Да… А черносотенец-то оказался хладнокровнее и смелее, чем я: очень спокойно прицелился в голову моего ребенка и швырнул камнем!
Вот так и пошли мы на митинг, вооруженные, но не предполагая пускать в ход оружие. А главное, мы были такие счастливые дураки, такие торжествующие идиоты! Четыре версты от Колмова до города оказались неожиданно тяжелы: после осенних дождей глинистая дорога раскисла, ноги разъезжались в разные стороны, калоши с каждым шагом облипали вязким глинистым тестом, казались огромными, тяжелыми. А мы хохотали, веселились…
Слова Сударкина Козлову: «Ты что думаешь — сразу конец лиху, ура, победа, так?
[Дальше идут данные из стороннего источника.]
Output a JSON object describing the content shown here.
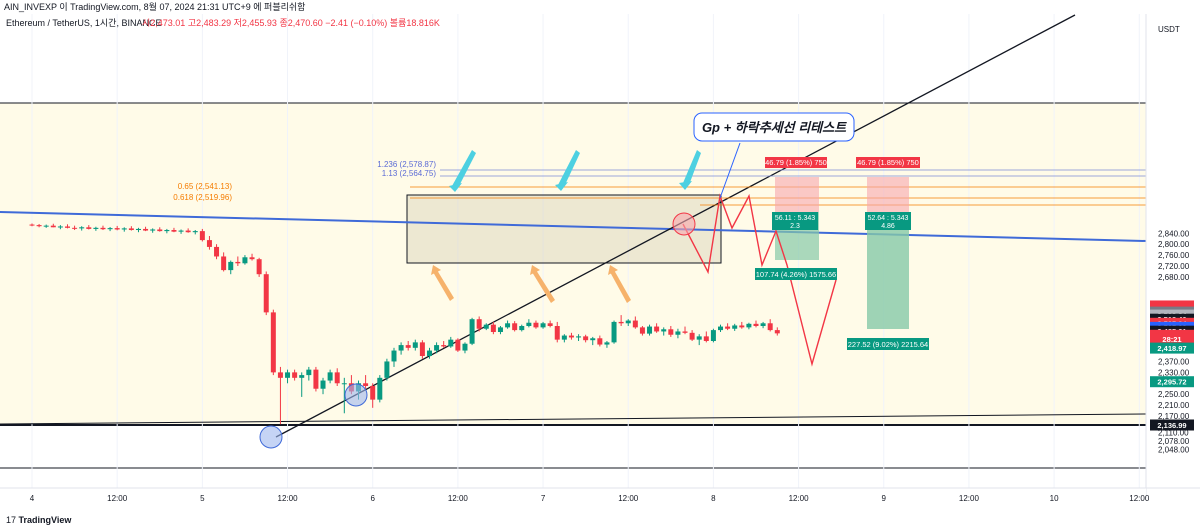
{
  "header": {
    "top_line": "AIN_INVEXP 이 TradingView.com, 8월 07, 2024 21:31 UTC+9 에 퍼블리쉬함",
    "symbol_line": "Ethereum / TetherUS, 1시간, BINANCE",
    "ohlc": "시2,473.01 고2,483.29 저2,455.93 종2,470.60 −2.41 (−0.10%) 볼륨18.816K"
  },
  "footer": {
    "brand_prefix": "17",
    "brand": "TradingView"
  },
  "annotations": {
    "callout": "Gp + 하락추세선 리테스트",
    "fib_1236": "1.236 (2,578.87)",
    "fib_113": "1.13 (2,564.75)",
    "fib_065": "0.65 (2,541.13)",
    "fib_0618": "0.618 (2,519.96)",
    "pos1_top": "46.79 (1.85%) 750",
    "pos1_mid1": "56.11 : 5.343",
    "pos1_mid2": "2.3",
    "pos1_bottom": "107.74 (4.26%) 1575.66",
    "pos2_top": "46.79 (1.85%) 750",
    "pos2_mid1": "52.64 : 5.343",
    "pos2_mid2": "4.86",
    "pos2_bottom": "227.52 (9.02%) 2215.64"
  },
  "colors": {
    "up": "#089981",
    "down": "#f23645",
    "trend": "#131722",
    "blue": "#3f6ad8",
    "fib_orange": "#f57c00",
    "cyan": "#4dd0e1",
    "arrow_orange": "#f6b26b",
    "accent": "#2962ff"
  },
  "chart_data": {
    "type": "candlestick",
    "title": "Ethereum / TetherUS, 1시간, BINANCE",
    "currency": "USDT",
    "ylim": [
      2030,
      2900
    ],
    "y_ticks": [
      2048.0,
      2078.0,
      2110.0,
      2170.0,
      2210.0,
      2250.0,
      2330.0,
      2370.0,
      2680.0,
      2720.0,
      2760.0,
      2800.0,
      2840.0
    ],
    "x_ticks": [
      {
        "label": "4",
        "t": 0
      },
      {
        "label": "12:00",
        "t": 12
      },
      {
        "label": "5",
        "t": 24
      },
      {
        "label": "12:00",
        "t": 36
      },
      {
        "label": "6",
        "t": 48
      },
      {
        "label": "12:00",
        "t": 60
      },
      {
        "label": "7",
        "t": 72
      },
      {
        "label": "12:00",
        "t": 84
      },
      {
        "label": "8",
        "t": 96
      },
      {
        "label": "12:00",
        "t": 108
      },
      {
        "label": "9",
        "t": 120
      },
      {
        "label": "12:00",
        "t": 132
      },
      {
        "label": "10",
        "t": 144
      },
      {
        "label": "12:00",
        "t": 156
      }
    ],
    "price_labels": [
      {
        "label": "2,573.50",
        "price": 2573.5,
        "color": "#f23645"
      },
      {
        "label": "2,570.03",
        "price": 2562.0,
        "color": "#f23645"
      },
      {
        "label": "2,526.71",
        "price": 2551.0,
        "color": "#787b86"
      },
      {
        "label": "2,523.24",
        "price": 2540.0,
        "color": "#b2b5be"
      },
      {
        "label": "2,518.40",
        "price": 2525.0,
        "color": "#131722"
      },
      {
        "label": "2,505.84",
        "price": 2510.0,
        "color": "#f23645"
      },
      {
        "label": "2,505.08",
        "price": 2495.0,
        "color": "#2962ff"
      },
      {
        "label": "2,485.21",
        "price": 2481.0,
        "color": "#131722"
      },
      {
        "label": "2,470.60",
        "price": 2466.0,
        "color": "#f23645"
      },
      {
        "label": "28:21",
        "price": 2453.0,
        "color": "#f23645"
      },
      {
        "label": "2,418.97",
        "price": 2418.97,
        "color": "#089981"
      },
      {
        "label": "2,295.72",
        "price": 2295.72,
        "color": "#089981"
      },
      {
        "label": "2,136.99",
        "price": 2136.99,
        "color": "#131722"
      }
    ],
    "candles": [
      [
        0,
        2872,
        2876,
        2866,
        2870
      ],
      [
        1,
        2870,
        2874,
        2862,
        2866
      ],
      [
        2,
        2866,
        2872,
        2860,
        2868
      ],
      [
        3,
        2868,
        2875,
        2862,
        2862
      ],
      [
        4,
        2862,
        2870,
        2855,
        2865
      ],
      [
        5,
        2865,
        2873,
        2858,
        2860
      ],
      [
        6,
        2860,
        2868,
        2852,
        2858
      ],
      [
        7,
        2858,
        2866,
        2850,
        2862
      ],
      [
        8,
        2862,
        2870,
        2854,
        2856
      ],
      [
        9,
        2856,
        2864,
        2849,
        2860
      ],
      [
        10,
        2860,
        2868,
        2852,
        2855
      ],
      [
        11,
        2855,
        2863,
        2848,
        2859
      ],
      [
        12,
        2859,
        2867,
        2851,
        2854
      ],
      [
        13,
        2854,
        2862,
        2846,
        2858
      ],
      [
        14,
        2858,
        2866,
        2850,
        2852
      ],
      [
        15,
        2852,
        2860,
        2844,
        2856
      ],
      [
        16,
        2856,
        2864,
        2848,
        2850
      ],
      [
        17,
        2850,
        2858,
        2842,
        2854
      ],
      [
        18,
        2854,
        2862,
        2846,
        2848
      ],
      [
        19,
        2848,
        2856,
        2840,
        2852
      ],
      [
        20,
        2852,
        2860,
        2844,
        2846
      ],
      [
        21,
        2846,
        2854,
        2838,
        2850
      ],
      [
        22,
        2850,
        2858,
        2842,
        2844
      ],
      [
        23,
        2844,
        2852,
        2836,
        2848
      ],
      [
        24,
        2848,
        2856,
        2810,
        2815
      ],
      [
        25,
        2815,
        2830,
        2780,
        2790
      ],
      [
        26,
        2790,
        2800,
        2745,
        2755
      ],
      [
        27,
        2755,
        2770,
        2700,
        2705
      ],
      [
        28,
        2705,
        2740,
        2690,
        2735
      ],
      [
        29,
        2735,
        2755,
        2720,
        2730
      ],
      [
        30,
        2730,
        2760,
        2725,
        2752
      ],
      [
        31,
        2752,
        2765,
        2740,
        2745
      ],
      [
        32,
        2745,
        2750,
        2680,
        2690
      ],
      [
        33,
        2690,
        2700,
        2540,
        2550
      ],
      [
        34,
        2550,
        2560,
        2320,
        2330
      ],
      [
        35,
        2330,
        2350,
        2140,
        2310
      ],
      [
        36,
        2310,
        2340,
        2290,
        2330
      ],
      [
        37,
        2330,
        2340,
        2300,
        2310
      ],
      [
        38,
        2310,
        2330,
        2240,
        2320
      ],
      [
        39,
        2320,
        2350,
        2300,
        2340
      ],
      [
        40,
        2340,
        2350,
        2260,
        2270
      ],
      [
        41,
        2270,
        2310,
        2250,
        2300
      ],
      [
        42,
        2300,
        2340,
        2290,
        2330
      ],
      [
        43,
        2330,
        2345,
        2280,
        2290
      ],
      [
        44,
        2290,
        2310,
        2180,
        2290
      ],
      [
        45,
        2290,
        2320,
        2250,
        2260
      ],
      [
        46,
        2260,
        2300,
        2230,
        2290
      ],
      [
        47,
        2290,
        2320,
        2270,
        2280
      ],
      [
        48,
        2280,
        2290,
        2200,
        2230
      ],
      [
        49,
        2230,
        2320,
        2220,
        2310
      ],
      [
        50,
        2310,
        2380,
        2300,
        2370
      ],
      [
        51,
        2370,
        2420,
        2350,
        2410
      ],
      [
        52,
        2410,
        2440,
        2395,
        2430
      ],
      [
        53,
        2430,
        2445,
        2410,
        2420
      ],
      [
        54,
        2420,
        2450,
        2410,
        2440
      ],
      [
        55,
        2440,
        2448,
        2380,
        2390
      ],
      [
        56,
        2390,
        2420,
        2380,
        2410
      ],
      [
        57,
        2410,
        2440,
        2400,
        2430
      ],
      [
        58,
        2430,
        2445,
        2420,
        2425
      ],
      [
        59,
        2425,
        2460,
        2420,
        2450
      ],
      [
        60,
        2450,
        2455,
        2405,
        2410
      ],
      [
        61,
        2410,
        2440,
        2400,
        2435
      ],
      [
        62,
        2435,
        2530,
        2430,
        2525
      ],
      [
        63,
        2525,
        2535,
        2480,
        2490
      ],
      [
        64,
        2490,
        2510,
        2485,
        2505
      ],
      [
        65,
        2505,
        2515,
        2470,
        2478
      ],
      [
        66,
        2478,
        2500,
        2470,
        2495
      ],
      [
        67,
        2495,
        2520,
        2490,
        2510
      ],
      [
        68,
        2510,
        2518,
        2480,
        2485
      ],
      [
        69,
        2485,
        2505,
        2480,
        2500
      ],
      [
        70,
        2500,
        2525,
        2495,
        2512
      ],
      [
        71,
        2512,
        2520,
        2490,
        2495
      ],
      [
        72,
        2495,
        2515,
        2490,
        2510
      ],
      [
        73,
        2510,
        2520,
        2495,
        2500
      ],
      [
        74,
        2500,
        2515,
        2440,
        2450
      ],
      [
        75,
        2450,
        2470,
        2440,
        2465
      ],
      [
        76,
        2465,
        2475,
        2450,
        2458
      ],
      [
        77,
        2458,
        2470,
        2445,
        2462
      ],
      [
        78,
        2462,
        2468,
        2440,
        2448
      ],
      [
        79,
        2448,
        2460,
        2430,
        2455
      ],
      [
        80,
        2455,
        2465,
        2425,
        2432
      ],
      [
        81,
        2432,
        2445,
        2420,
        2440
      ],
      [
        82,
        2440,
        2520,
        2435,
        2515
      ],
      [
        83,
        2515,
        2540,
        2500,
        2510
      ],
      [
        84,
        2510,
        2525,
        2500,
        2520
      ],
      [
        85,
        2520,
        2535,
        2490,
        2495
      ],
      [
        86,
        2495,
        2500,
        2465,
        2472
      ],
      [
        87,
        2472,
        2505,
        2465,
        2498
      ],
      [
        88,
        2498,
        2510,
        2475,
        2480
      ],
      [
        89,
        2480,
        2495,
        2465,
        2488
      ],
      [
        90,
        2488,
        2500,
        2460,
        2468
      ],
      [
        91,
        2468,
        2490,
        2455,
        2480
      ],
      [
        92,
        2480,
        2498,
        2470,
        2475
      ],
      [
        93,
        2475,
        2485,
        2445,
        2450
      ],
      [
        94,
        2450,
        2470,
        2430,
        2462
      ],
      [
        95,
        2462,
        2480,
        2440,
        2445
      ],
      [
        96,
        2445,
        2490,
        2440,
        2485
      ],
      [
        97,
        2485,
        2505,
        2478,
        2498
      ],
      [
        98,
        2498,
        2510,
        2485,
        2490
      ],
      [
        99,
        2490,
        2508,
        2482,
        2502
      ],
      [
        100,
        2502,
        2515,
        2490,
        2495
      ],
      [
        101,
        2495,
        2512,
        2488,
        2508
      ],
      [
        102,
        2508,
        2520,
        2495,
        2500
      ],
      [
        103,
        2500,
        2515,
        2492,
        2510
      ],
      [
        104,
        2510,
        2525,
        2480,
        2485
      ],
      [
        105,
        2485,
        2495,
        2465,
        2473
      ]
    ]
  }
}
Не-е-ет, милые, городовой и тот перед нами еще не завтра посторонится!» — напомнили мне одну подробность нашего утреннего путешествия на митинг. Когда мы уже вошли в черту города, Соня Морозова показала на постового городового:
— Давайте приветствуем фараона, а? Споем ему «Марсельезу»!
— Соня, не закусывай удила! — строго оказал ей отец, но глаза его смеялись, не было в них никакой опаски.
— А что? — все больше входила в задор Соня. — Имеем право петь! Свобода слова! И если он вздумает нам мешать, имеем право его арестовать: он, значит, идет против царского манифеста!
Когда безголосый человек поет — один! — на улице, пение его звучит всегда неприлично-жидко. Так запела и Соня:
Пожилой городовой притворился, будто он нас не замечает и Сониного пения не слышит. Когда мы прошли мимо, я невольно оглянулась. Прижав одну ноздрю пальцем, городовой лихо высморкнул содержимое другой ноздри на мостовую. Потом вытер пальцы и поглядел нам вслед без всякого интереса. Для него — это было вполне очевидно! — со вчерашнего дня ничто не изменилось.